Wilber Polanco Sanz est le nom d’un médecin généraliste dominicain, travaillant dans une polyclinique de Las Guáranas, province de Duarte, qui a été accusé d’avoir violé une Haïtienne de 20 ans alors qu’elle se rendait dans ce centre pour passer une échographie.
La jeune femme a indiqué, a rapporté Listin Diario, qu’après que le médecin lui a introduit le transducteur endovaginal et l’a informée qu’elle n’était pas enceinte, il lui a dit qu’elle avait une maladie. “Je ne sais pas comment elle s’appelle, quelques petites choses et il m’a dit que ce n’était pas dangereux, que je prendrai des médicaments et tout irait bien”, retrace la victime présumée.
Elle a précisé que, plus tard, le médecin lui a dit de se retourner sur le lit. Et, c’est à ce moment qu’il aurait abusé d’elle en lui disant que « c’était une procédure normale ».

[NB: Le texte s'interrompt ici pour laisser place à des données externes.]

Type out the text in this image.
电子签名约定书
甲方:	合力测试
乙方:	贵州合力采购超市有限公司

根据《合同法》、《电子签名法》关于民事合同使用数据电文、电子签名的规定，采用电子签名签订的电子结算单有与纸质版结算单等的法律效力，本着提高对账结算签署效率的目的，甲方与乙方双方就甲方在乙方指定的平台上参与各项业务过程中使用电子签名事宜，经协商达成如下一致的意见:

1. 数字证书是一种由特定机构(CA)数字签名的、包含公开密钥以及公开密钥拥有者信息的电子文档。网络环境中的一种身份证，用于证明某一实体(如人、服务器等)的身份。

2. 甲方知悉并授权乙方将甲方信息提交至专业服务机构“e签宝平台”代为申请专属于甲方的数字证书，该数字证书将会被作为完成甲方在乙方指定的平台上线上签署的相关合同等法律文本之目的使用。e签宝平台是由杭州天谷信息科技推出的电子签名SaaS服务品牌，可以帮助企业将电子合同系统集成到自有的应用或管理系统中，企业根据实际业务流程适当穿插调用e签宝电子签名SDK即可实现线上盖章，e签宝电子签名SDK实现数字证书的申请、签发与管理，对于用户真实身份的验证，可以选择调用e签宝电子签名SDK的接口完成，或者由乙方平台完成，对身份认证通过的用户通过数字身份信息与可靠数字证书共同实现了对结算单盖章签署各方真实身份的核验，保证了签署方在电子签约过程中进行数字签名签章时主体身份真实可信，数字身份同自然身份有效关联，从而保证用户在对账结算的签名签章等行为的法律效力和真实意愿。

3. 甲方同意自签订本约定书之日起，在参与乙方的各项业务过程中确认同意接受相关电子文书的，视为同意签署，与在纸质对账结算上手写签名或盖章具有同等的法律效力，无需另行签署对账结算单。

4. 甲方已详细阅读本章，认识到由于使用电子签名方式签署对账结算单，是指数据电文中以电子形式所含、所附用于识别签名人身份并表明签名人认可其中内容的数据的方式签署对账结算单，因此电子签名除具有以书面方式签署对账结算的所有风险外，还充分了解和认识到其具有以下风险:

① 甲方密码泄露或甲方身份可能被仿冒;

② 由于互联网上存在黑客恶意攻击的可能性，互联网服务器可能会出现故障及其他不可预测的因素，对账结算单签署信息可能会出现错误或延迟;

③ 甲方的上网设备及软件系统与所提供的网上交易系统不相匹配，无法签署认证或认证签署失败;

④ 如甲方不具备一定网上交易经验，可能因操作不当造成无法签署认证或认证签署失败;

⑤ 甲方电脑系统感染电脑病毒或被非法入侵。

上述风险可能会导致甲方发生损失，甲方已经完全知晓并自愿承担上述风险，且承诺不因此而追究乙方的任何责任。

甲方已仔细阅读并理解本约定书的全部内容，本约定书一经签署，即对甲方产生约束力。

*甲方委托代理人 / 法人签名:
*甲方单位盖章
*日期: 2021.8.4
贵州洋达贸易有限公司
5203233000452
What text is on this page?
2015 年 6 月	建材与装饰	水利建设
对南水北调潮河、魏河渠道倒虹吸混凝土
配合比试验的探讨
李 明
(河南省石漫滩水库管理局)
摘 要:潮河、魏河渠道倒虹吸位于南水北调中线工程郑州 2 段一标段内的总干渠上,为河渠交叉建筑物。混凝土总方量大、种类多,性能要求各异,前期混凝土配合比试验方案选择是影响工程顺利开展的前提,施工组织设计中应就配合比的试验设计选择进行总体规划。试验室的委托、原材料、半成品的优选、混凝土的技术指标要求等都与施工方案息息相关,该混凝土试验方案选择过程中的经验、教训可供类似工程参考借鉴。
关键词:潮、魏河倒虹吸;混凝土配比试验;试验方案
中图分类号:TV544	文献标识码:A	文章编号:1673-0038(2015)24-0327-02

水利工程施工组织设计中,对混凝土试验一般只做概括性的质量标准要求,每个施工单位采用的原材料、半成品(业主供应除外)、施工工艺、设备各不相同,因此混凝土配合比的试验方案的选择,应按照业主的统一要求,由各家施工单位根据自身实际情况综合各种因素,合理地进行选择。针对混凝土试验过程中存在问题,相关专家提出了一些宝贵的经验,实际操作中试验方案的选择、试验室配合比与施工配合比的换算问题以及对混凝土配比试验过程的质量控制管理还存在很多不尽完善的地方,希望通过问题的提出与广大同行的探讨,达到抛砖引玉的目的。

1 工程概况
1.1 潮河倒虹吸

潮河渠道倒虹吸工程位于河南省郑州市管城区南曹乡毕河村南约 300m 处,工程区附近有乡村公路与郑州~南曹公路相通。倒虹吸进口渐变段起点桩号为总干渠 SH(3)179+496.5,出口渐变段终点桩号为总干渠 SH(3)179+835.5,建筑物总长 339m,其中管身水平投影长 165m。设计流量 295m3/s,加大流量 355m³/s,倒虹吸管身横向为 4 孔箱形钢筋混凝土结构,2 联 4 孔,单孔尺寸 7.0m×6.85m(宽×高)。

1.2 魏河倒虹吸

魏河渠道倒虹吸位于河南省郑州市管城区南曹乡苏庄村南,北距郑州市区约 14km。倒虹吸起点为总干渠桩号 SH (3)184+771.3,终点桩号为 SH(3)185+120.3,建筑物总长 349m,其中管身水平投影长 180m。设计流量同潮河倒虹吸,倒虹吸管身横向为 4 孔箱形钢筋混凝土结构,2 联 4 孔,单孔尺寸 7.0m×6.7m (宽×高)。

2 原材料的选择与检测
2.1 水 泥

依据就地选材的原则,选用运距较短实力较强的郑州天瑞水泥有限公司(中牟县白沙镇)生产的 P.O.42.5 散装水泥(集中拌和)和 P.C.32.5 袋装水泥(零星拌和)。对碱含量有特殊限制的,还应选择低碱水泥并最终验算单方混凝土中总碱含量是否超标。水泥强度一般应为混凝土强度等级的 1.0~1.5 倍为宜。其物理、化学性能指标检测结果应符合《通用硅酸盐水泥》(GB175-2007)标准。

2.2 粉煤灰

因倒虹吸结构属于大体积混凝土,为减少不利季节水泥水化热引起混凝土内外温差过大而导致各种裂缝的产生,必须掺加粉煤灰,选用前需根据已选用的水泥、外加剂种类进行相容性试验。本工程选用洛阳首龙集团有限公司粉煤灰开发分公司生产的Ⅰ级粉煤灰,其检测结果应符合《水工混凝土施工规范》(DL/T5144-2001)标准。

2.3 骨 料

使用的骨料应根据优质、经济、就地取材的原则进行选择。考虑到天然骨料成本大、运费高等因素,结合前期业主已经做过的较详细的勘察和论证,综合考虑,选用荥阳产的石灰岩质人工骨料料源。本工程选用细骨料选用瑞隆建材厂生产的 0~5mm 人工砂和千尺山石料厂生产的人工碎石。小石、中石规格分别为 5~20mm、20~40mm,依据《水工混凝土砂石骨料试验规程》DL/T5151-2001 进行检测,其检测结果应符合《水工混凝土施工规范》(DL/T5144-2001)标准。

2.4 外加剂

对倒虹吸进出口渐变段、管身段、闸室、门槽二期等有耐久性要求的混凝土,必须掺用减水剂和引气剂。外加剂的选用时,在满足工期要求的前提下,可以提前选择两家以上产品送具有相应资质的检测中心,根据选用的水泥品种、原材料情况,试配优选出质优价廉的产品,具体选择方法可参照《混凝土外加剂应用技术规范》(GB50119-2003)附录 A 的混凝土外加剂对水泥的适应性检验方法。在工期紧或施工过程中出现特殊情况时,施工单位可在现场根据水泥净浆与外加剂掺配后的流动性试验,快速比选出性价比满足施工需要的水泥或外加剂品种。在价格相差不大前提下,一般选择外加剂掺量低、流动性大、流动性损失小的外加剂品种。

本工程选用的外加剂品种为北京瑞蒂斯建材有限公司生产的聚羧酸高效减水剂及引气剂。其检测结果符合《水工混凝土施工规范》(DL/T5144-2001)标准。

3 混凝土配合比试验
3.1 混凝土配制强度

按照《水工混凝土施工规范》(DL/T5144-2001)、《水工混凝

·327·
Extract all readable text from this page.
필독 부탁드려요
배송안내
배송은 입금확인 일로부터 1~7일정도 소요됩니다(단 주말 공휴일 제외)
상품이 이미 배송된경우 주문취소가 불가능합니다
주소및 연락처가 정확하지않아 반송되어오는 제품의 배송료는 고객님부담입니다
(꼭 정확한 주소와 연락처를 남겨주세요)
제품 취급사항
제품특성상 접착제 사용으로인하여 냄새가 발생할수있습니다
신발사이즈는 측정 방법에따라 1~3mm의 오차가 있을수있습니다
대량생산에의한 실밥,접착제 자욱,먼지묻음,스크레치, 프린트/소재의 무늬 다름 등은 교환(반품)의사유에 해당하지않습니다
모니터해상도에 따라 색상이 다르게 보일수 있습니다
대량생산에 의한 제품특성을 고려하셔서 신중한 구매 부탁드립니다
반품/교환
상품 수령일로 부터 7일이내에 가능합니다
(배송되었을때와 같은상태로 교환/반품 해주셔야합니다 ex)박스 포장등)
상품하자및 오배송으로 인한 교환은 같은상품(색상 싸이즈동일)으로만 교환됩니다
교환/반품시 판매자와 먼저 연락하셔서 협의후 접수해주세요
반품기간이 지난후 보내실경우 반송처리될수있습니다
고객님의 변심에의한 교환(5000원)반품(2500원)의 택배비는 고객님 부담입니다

Puis, après l’incident, elle a déclaré que le médecin généraliste l’avait menacée d’appeler l’immigration si elle signalait ce qui s’était passé.
En dépit des menaces, la jeune femme haïtienne s’est adressée à la police pour dénoncer l’agression, tandis que le médecin s’est rendu au bureau du procureur « en disant que la jeune femme le diffamait ».
Selon le procureur de l’Unité d’attention intégrale à la violence de genre, intrafamiliale et aux crimes sexuels, Sandra Sierra Difó, ce même médecin a trois plaintes pour avoir violé d’autres femmes, c’est pourquoi, lors de l’échange d’informations avec le corps de l’ordre, il a été arrêté.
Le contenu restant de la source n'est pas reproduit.